There wasn’t meant to be a romance here when I planned this out, but then there was when I was working on dialogue, so I ran with it and it opened up a bunch of opportunities for the plot going forward. This was also supposed to be a one-shot and here we are.

The open ending to this story will set up ‘seconds and years’, my next Foxiyo fic, the first chapter of which will release on the same day as the end to this one. So this fic will have an open ending, but the story will reach a conclusion.

Chapter 1: the clone

Chapter Text

Thire closed his eyes and leaned back into the warm water that ran from the shower tap above him. For a few moments, with his eyes closed, he could go somewhere else. Somewhere where his body didn’t ache, where he didn’t flinch when he moved from the scars that cut through his skin, where he still felt whole. In that place, he wouldn’t have been marked like cattle for market by his commanding officers. But only for a few moments. Life always came rushing back.

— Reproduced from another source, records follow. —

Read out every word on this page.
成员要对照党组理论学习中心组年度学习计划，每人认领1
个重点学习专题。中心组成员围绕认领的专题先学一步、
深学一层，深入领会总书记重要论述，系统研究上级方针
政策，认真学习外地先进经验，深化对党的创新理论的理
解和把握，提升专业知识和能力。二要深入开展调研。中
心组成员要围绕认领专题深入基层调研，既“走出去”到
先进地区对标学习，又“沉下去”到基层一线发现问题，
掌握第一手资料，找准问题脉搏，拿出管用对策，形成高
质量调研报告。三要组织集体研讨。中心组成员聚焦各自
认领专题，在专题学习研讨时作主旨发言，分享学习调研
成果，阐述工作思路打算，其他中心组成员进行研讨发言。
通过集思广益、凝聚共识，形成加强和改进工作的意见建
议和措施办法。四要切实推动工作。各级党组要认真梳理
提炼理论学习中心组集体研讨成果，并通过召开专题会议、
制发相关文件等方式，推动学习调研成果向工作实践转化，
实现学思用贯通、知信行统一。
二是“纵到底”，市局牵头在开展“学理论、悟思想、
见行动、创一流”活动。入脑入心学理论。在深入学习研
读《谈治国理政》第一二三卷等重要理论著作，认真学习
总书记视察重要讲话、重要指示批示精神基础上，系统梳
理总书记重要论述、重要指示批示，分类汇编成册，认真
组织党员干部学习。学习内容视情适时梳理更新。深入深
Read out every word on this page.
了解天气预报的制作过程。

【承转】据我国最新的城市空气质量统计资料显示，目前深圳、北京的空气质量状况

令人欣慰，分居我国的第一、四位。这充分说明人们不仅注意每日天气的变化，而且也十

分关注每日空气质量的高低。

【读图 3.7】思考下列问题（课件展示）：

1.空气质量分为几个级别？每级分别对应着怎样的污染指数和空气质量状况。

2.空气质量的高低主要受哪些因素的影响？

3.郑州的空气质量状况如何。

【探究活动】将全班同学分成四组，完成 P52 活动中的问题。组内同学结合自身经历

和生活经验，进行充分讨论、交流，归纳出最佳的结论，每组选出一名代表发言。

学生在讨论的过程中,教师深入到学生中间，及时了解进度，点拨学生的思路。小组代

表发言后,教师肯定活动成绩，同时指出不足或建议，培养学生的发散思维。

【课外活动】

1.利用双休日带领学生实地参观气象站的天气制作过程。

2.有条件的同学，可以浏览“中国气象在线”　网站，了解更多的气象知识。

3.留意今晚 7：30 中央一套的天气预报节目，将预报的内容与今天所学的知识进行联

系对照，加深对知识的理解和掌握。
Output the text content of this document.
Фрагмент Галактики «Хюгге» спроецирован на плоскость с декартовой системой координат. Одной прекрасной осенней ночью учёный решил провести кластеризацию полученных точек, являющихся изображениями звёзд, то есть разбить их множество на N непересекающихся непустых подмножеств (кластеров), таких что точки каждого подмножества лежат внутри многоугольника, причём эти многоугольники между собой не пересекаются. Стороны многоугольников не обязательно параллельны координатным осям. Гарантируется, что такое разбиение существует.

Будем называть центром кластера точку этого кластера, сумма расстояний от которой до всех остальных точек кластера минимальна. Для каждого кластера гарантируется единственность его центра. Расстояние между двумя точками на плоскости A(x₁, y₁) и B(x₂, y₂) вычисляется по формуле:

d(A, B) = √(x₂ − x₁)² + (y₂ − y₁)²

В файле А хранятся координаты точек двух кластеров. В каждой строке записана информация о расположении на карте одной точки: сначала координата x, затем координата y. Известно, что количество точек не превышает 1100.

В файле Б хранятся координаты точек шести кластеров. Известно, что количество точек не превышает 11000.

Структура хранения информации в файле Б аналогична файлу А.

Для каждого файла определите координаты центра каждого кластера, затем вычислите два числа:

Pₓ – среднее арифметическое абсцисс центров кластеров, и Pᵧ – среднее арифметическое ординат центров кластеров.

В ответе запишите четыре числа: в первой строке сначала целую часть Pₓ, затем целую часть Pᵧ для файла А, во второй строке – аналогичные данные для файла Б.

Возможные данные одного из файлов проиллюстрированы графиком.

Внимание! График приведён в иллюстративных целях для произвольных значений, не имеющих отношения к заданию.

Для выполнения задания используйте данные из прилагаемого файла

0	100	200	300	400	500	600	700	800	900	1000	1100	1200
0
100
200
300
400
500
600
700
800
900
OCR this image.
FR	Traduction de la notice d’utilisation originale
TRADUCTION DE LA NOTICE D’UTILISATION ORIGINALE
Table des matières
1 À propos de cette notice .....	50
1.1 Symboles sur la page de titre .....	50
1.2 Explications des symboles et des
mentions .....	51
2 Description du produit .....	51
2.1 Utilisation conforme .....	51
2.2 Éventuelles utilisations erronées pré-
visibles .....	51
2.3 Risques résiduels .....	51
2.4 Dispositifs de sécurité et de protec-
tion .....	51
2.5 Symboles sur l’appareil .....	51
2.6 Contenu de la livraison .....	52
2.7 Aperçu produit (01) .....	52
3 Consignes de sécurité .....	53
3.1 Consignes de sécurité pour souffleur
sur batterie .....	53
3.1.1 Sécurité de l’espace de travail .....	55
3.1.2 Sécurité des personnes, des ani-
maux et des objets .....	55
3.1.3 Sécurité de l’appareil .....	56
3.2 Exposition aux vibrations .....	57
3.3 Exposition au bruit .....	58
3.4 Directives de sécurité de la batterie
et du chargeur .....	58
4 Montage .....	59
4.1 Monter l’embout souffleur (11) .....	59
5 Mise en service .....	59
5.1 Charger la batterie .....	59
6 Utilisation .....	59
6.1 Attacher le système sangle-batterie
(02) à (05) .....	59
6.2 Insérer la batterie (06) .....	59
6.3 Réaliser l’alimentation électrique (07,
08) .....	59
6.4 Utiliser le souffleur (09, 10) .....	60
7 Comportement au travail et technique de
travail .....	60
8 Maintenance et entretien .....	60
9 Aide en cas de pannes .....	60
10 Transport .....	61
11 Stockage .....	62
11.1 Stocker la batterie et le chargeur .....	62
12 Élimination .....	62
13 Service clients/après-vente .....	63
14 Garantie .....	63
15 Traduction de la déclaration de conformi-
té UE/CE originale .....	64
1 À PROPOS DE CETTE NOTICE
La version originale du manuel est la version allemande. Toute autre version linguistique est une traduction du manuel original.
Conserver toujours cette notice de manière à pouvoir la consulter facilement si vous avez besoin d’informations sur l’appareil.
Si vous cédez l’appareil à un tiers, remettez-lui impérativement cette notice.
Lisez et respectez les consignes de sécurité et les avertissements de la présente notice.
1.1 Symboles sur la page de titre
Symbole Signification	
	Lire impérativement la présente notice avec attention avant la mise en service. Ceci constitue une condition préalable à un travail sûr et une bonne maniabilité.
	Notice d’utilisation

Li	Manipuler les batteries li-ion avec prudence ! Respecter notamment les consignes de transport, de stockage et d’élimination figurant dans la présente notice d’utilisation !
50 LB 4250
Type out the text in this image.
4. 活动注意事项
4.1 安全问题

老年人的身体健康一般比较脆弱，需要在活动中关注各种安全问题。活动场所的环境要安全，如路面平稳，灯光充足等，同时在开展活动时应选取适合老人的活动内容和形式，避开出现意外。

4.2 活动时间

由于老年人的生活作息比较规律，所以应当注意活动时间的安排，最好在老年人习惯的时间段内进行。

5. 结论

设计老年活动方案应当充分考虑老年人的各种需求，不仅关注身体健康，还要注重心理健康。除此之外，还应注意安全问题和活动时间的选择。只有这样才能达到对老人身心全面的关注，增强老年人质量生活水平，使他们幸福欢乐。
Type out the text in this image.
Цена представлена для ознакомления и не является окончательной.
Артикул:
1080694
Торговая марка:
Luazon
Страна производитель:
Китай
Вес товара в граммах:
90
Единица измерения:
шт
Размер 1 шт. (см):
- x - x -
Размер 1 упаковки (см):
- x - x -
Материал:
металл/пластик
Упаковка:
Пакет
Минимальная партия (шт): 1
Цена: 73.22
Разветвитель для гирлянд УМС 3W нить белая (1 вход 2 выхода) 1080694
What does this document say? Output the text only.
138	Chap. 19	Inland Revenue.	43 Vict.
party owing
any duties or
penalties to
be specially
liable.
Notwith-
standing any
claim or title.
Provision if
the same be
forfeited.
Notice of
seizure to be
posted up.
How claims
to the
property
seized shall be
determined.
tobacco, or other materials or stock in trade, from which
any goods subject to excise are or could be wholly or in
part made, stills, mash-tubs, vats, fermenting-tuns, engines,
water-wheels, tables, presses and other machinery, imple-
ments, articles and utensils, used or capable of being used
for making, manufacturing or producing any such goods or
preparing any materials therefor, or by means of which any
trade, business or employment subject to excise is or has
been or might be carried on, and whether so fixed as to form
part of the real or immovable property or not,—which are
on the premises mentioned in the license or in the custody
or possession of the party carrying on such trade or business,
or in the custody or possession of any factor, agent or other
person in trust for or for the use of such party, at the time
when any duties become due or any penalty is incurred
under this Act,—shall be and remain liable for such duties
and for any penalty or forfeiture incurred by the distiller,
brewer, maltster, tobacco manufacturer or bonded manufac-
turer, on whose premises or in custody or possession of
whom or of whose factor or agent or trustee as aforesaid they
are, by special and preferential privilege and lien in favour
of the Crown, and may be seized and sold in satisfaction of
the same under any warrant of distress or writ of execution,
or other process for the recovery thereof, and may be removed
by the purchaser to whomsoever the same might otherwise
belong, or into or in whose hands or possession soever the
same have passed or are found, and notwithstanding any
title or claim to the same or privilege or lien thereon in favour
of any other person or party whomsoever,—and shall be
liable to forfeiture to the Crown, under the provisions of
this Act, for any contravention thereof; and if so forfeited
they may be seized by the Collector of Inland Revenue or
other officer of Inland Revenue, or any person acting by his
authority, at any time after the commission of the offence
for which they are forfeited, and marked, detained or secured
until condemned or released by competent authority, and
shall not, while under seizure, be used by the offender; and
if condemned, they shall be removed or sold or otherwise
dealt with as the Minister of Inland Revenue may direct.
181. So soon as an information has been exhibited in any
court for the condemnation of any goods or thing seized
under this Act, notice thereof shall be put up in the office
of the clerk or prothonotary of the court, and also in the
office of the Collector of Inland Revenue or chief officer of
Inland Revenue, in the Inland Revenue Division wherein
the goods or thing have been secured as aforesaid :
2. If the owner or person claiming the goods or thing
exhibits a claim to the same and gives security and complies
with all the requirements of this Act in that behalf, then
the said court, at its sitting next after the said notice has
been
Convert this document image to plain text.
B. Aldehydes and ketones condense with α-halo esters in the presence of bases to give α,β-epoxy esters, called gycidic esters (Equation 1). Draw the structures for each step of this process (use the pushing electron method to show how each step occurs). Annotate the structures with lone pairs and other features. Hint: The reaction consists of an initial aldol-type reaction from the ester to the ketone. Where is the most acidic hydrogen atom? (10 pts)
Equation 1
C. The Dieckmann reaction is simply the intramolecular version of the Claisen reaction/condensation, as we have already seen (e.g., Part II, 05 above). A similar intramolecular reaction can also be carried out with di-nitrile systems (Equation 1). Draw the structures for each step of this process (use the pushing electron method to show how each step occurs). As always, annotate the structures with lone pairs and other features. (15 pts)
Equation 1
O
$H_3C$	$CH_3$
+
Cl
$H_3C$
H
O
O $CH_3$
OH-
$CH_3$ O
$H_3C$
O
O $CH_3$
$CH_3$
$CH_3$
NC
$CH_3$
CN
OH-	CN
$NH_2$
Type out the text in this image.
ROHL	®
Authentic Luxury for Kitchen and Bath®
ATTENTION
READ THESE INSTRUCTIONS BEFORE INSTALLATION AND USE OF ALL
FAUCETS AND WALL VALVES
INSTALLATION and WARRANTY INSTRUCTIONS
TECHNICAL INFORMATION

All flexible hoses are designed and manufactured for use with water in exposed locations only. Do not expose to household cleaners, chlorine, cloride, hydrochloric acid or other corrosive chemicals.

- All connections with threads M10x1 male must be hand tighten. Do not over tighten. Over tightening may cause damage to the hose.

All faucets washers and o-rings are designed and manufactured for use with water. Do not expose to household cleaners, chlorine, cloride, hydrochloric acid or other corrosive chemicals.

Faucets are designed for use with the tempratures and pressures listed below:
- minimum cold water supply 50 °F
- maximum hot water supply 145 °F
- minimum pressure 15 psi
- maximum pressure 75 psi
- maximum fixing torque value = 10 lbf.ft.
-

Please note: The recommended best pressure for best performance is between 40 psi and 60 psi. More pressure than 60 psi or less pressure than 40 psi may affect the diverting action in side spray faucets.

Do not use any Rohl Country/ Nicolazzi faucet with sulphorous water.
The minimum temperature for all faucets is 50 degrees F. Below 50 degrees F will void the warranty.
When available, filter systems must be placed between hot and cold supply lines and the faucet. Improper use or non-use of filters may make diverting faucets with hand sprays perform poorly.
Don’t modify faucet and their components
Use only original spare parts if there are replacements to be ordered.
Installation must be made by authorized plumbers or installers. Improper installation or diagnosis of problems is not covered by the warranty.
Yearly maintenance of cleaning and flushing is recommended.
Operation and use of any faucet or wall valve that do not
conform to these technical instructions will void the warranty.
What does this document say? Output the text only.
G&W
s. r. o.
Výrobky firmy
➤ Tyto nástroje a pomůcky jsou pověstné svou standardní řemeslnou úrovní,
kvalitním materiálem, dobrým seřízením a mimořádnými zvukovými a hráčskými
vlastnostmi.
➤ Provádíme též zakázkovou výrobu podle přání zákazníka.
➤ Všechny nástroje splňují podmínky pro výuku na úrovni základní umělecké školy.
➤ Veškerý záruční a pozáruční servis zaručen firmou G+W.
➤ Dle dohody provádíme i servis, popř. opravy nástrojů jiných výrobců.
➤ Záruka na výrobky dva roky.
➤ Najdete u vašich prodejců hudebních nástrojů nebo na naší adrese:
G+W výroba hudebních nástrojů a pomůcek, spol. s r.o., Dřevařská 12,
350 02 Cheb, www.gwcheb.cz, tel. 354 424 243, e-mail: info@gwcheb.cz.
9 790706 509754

“Have you been having nightmares?”

“No?” Thire straightened up and turned to face Jek. “None that I can recall at any rate. Pass the soap?”

Jek sighed as he obliged. When Thire had taken the bar of soap from his hands, Jek gestured to a mark on his rib. “See this bruise? You did that, last night.”

“I’m sorry.” Thire turned away from Jek as he began to wash himself, cringing as he passed over the healing brand that wrapped around his left calf. He could feel Jek’s gaze on him, or at least on the same brand that marked his right shoulder blade. If Thire had looked over, he would have seen the same marks on his brother. Just in case they ever forgot what they were.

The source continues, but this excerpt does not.